Fuori del suo ufficio i rumori consueti e le voci degli impiegati che già da un pezzo avevano cominciato a lavorare o almeno a far finta di farlo. Nella stanza attigua il Direttore sicuramente si stava già dedicando alla lettura della corrispondenza. Tra poco l’avrebbe chiamato, affidandogli il lavoro più ingrato come decifrare calcoli o verificare statistiche già controllate almeno una decina di volte da altri prima che arrivassero al suo tavolo. E così, sia pure in maniera tanto pedestre, sarebbe finalmente iniziata anche per Andrea la giornata. Del resto poteva considerarsi fortunato perché nonostante tutto riusciva comunque a svolgere un’attività attinente alla sua professione. Il suo capo invece non poteva farlo, assorbito com’era dai continui colloqui con politici, segretari di partito, assessori, sindacalisti e una serie quasi infinita di incerti personaggi che sorgevano come dal nulla ogni volta che un progetto si avviava verso la realizzazione.

Ricordava perfettamente, trattandosi di un’epoca recente, il tempo in cui si era logorato nel tentativo di scalare il più rapidamente possibile i gradi subalterni e intermedi della carriera. In ciò indubbiamente il Direttore era stato l’alleato più forte e autorevole. Andrea all’inizio aveva creduto che lo facesse solo per stima ma poi si era accorto che era soprattutto per calcolo. Infatti questi sapeva bene che, per quanto lo favorisse, la sua ascesa a un certo punto si sarebbe dovuta arrestare, essendo il livello apicale saldamente occupato da lui stesso. Inoltre gli avanzamenti di carriera di Andrea gli permettevano di caricare sulle sue spalle un fardello di responsabilità sempre più pesante, senza dover rinunziare a prendersi il merito delle iniziative di successo e viceversa addossargli ogni colpa se le cose prendevano una brutta piega.
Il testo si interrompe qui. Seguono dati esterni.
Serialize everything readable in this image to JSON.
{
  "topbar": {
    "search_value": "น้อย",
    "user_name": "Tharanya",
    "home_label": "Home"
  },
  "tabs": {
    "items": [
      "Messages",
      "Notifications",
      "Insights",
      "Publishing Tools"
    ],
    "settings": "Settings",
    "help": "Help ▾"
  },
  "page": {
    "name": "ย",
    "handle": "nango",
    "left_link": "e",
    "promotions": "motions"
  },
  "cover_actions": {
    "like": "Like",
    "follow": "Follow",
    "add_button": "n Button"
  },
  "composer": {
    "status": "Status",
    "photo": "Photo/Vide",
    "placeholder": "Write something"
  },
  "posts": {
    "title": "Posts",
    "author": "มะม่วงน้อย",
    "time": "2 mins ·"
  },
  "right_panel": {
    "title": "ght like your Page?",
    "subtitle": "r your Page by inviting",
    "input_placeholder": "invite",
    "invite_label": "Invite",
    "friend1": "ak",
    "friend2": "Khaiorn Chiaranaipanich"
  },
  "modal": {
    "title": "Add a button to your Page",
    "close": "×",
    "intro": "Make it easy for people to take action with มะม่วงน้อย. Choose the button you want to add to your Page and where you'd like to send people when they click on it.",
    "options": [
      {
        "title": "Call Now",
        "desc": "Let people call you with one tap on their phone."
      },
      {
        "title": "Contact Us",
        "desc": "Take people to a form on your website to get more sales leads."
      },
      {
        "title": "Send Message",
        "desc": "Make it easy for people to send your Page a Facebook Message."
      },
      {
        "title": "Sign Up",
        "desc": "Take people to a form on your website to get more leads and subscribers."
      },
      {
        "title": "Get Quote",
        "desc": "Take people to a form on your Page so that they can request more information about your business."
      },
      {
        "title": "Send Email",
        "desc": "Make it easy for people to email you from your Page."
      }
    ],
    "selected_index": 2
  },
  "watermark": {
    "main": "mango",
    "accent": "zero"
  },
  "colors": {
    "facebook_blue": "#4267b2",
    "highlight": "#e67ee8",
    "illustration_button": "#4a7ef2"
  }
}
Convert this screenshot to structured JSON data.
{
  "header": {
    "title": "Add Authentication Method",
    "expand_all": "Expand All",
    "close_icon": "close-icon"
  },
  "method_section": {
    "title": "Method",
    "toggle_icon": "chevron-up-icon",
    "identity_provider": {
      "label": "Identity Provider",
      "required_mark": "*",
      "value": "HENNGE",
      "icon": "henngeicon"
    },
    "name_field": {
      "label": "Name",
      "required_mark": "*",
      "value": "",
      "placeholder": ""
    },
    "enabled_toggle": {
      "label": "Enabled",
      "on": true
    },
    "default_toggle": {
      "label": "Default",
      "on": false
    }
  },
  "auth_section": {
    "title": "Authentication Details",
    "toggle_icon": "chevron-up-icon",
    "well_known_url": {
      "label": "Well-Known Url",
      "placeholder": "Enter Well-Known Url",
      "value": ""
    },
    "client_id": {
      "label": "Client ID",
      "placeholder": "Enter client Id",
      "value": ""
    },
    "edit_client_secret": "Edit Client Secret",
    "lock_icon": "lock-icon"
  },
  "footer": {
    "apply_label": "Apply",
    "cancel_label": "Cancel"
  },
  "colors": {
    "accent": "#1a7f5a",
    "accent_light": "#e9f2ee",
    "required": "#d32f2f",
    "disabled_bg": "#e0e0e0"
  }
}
Andrea aveva raggiunto da un pezzo il grado più alto dopo quello del Direttore, ma se anche il vertice si fosse reso disponibile, non c’era alcuna certezza che avrebbero conferito l’incarico a lui.La Società infatti si era talmente ingrandita negli ultimi anni che le pressioni sui suoi padroni, purché provenienti dall’alto,avrebbero potuto facilmente minimizzare qualunque merito. Nulla avrebbe impedito la nomina di uno qualsiasi, anche se privo di competenza ed esperienza,purché ben introdotto negli ambienti giusti.Ma ormai ciò non interessava ad Andrea; anzi si augurava quasi di poter rimanere per sempre a quel livello che gli garantiva una soddisfacente tranquillità economica e nel contempo lo lasciava fuori dagli intrallazzi e compromessi del vertice. Del restai anche lui aveva imparato a rifilare a sua volta ai subalterni i compiti che non gli garbavano o che riteneva noiosi. Tuttavia questo comportamento era solo in apparenza uguale a quello del Direttore, perché per costui significava invece affidare in mani esperte e sicure il proprio lavoro, conservandone comunque prestigio e meriti. Il suo capo era al corrente dello scaricabile che spesso veniva effettuato, ma lasciava correre a patto che Andrea non rifiutasse la sua disponibilità per la soluzione dei problemi più spinosi, rimanendo discretamente all’ombra. Del resto Andrea non poteva comunque rappresentare una minaccia per il Direttore, in primo luogo perché non aveva il carattere di chi trama alle spalle e poi perché non gli sarebbe convenuto in ogni caso, avendo forti probabilità di seguire il suo destino se questi fosse caduto in disgrazia. Tale equilibrio, apparentemente instabile, era in realtà la forma più sicura che il Direttore avesse escogitato per conservare il potere il più a lungo possibile.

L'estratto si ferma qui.